Quando muore qualcuno, i vicini vanno, a turno, a fare la guardia al cadavere, portandosi delle bottiglie di vino e fette di formaggio pecorino per farsi coraggio. La veglia trascorre poi tra i racconti fatti dal più spiritoso della compagnia.
In alcuni paesi, la sera tutti si recano a casa del morto: lo circondano e pregano insieme. Dopo i presenti vanno in un'altra stanza a giocare a dadi o specialmente a tombola: si crede infatti che il defunto sia contento di sentire parenti ed amici mentre scherzosamente commentano i numeri estratti.


SCOMMETTERE, PER SFIDARE LA MORTE
In molte culture, il gioco attorno al cadavere consiste soprattutto in indovinelli, enigmi, giochi a dadi. Questo perché giocare è scommettere, sfidare la vita e la morte.
Così presso alcune tribù indiane si gioca a dadi sul defunto: se le partite, durante l'intera notte, si concludono senza vittoria per uno dei partecipanti, significa che il morto è in collera.
Allora bisogna provvedere a dei riti di purificazione. Presso gli indiani del Sioux si pratica il gioco-rito della scommessa del morto: un uomo rappresenta il fantasma del defunto contro gli altri giocatori. Si gioca con i dadi e ad esso partecipano solo uomini se il defunto è un uomo, solo donne se si tratta di una morta. Se vince il morto, i partecipanti devono accendere un fuoco e immergersi nella più vicina sorgente d'acqua.

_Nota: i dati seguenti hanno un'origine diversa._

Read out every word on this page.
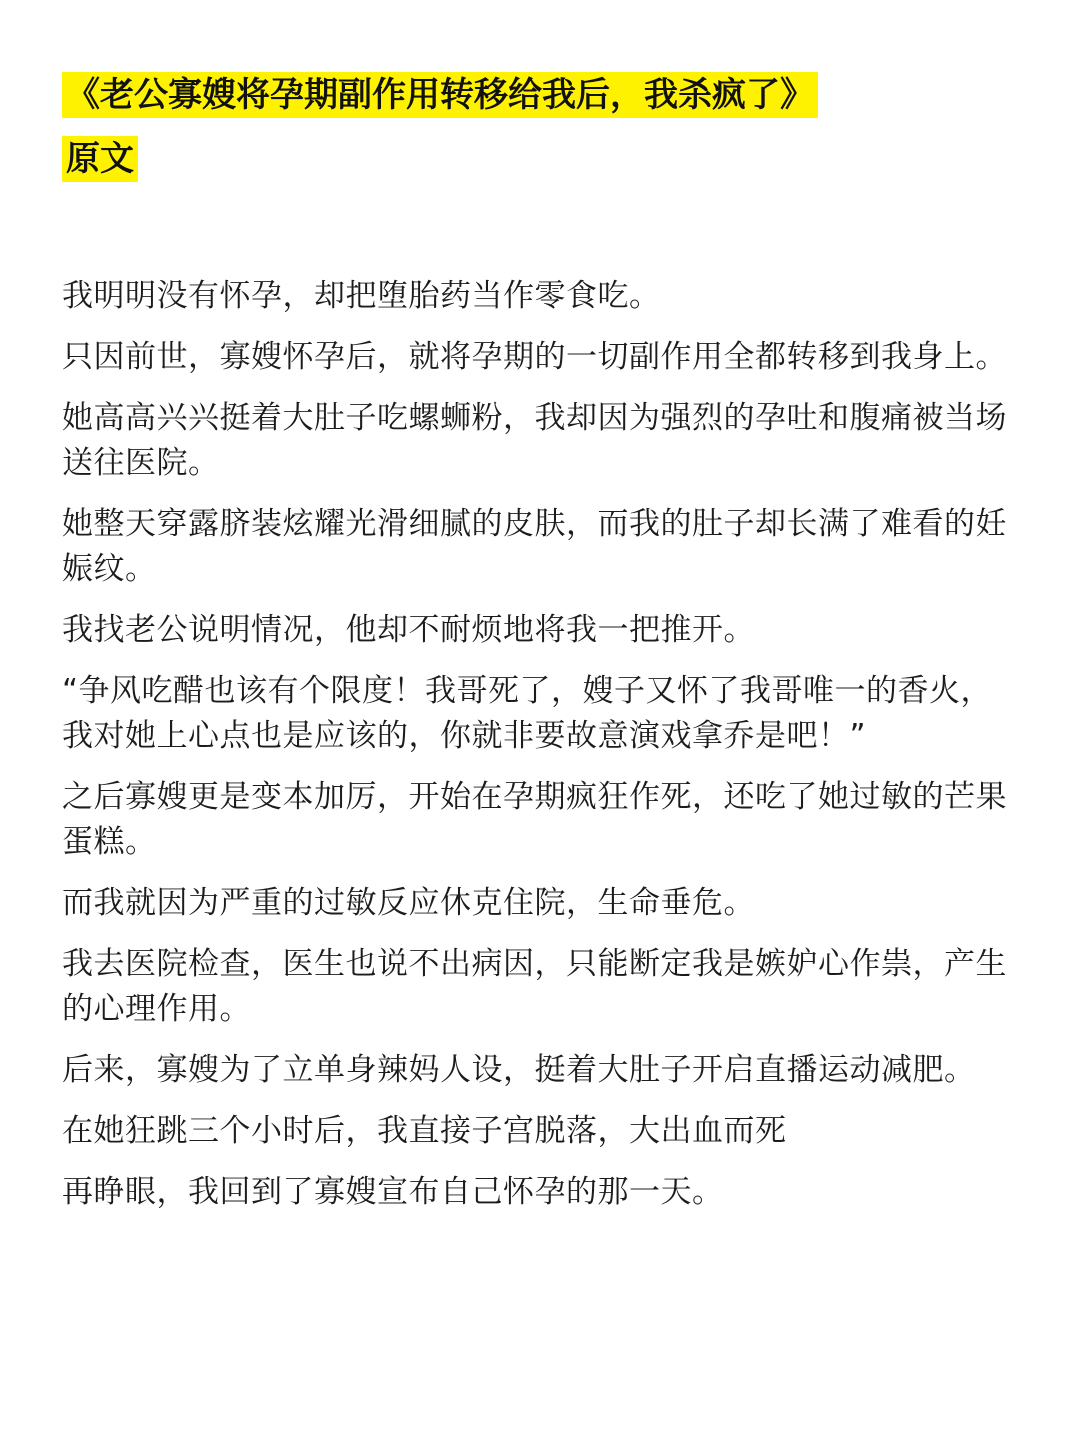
《老公寡嫂将孕期副作用转移给我后，我杀疯了》
原文

我明明没有怀孕，却把堕胎药当作零食吃。

只因前世，寡嫂怀孕后，就将孕期的一切副作用全都转移到我身上。

她高高兴兴挺着大肚子吃螺蛳粉，我却因为强烈的孕吐和腹痛被当场送往医院。

她整天穿露脐装炫耀光滑细腻的皮肤，而我的肚子却长满了难看的妊娠纹。

我找老公说明情况，他却不耐烦地将我一把推开。

“争风吃醋也该有个限度！我哥死了，嫂子又怀了我哥唯一的香火，我对她上心点也是应该的，你就非要故意演戏拿乔是吧！”

之后寡嫂更是变本加厉，开始在孕期疯狂作死，还吃了她过敏的芒果蛋糕。

而我就因为严重的过敏反应休克住院，生命垂危。

我去医院检查，医生也说不出病因，只能断定我是嫉妒心作祟，产生的心理作用。

后来，寡嫂为了立单身辣妈人设，挺着大肚子开启直播运动减肥。

在她狂跳三个小时后，我直接子宫脱落，大出血而死

再睁眼，我回到了寡嫂宣布自己怀孕的那一天。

Tra gli abitanti della Nuova Guinea e della Malesia, quando un cadavere non è ancora messo nella bara, quelli che lo vegliano si pongono indovinelli continuamente. Tra le popolazioni africane, si trovano frequentemente giochi collettivi. In Sudan vi è un gioco che si ritiene destinato a divertire il defunto: gli indigeni, nudi e dipinti di bianco, salgono sui trampoli: rappresentano così i fantasmi dei morti.


Dalla Francia, arriva invece l'usanza di lasciare nella bara, nel momento in cui si depone il defunto, un mazzo di carte.
In alcune località della Bassa Bretagna si segnala ancora un altro uso: dopo la sepoltura, i parenti del morto si recano al banchetto funebre, mentre gli anziani rimangono nel cimitero.
E qui, seduti in cerchio, si scambiano enigmi.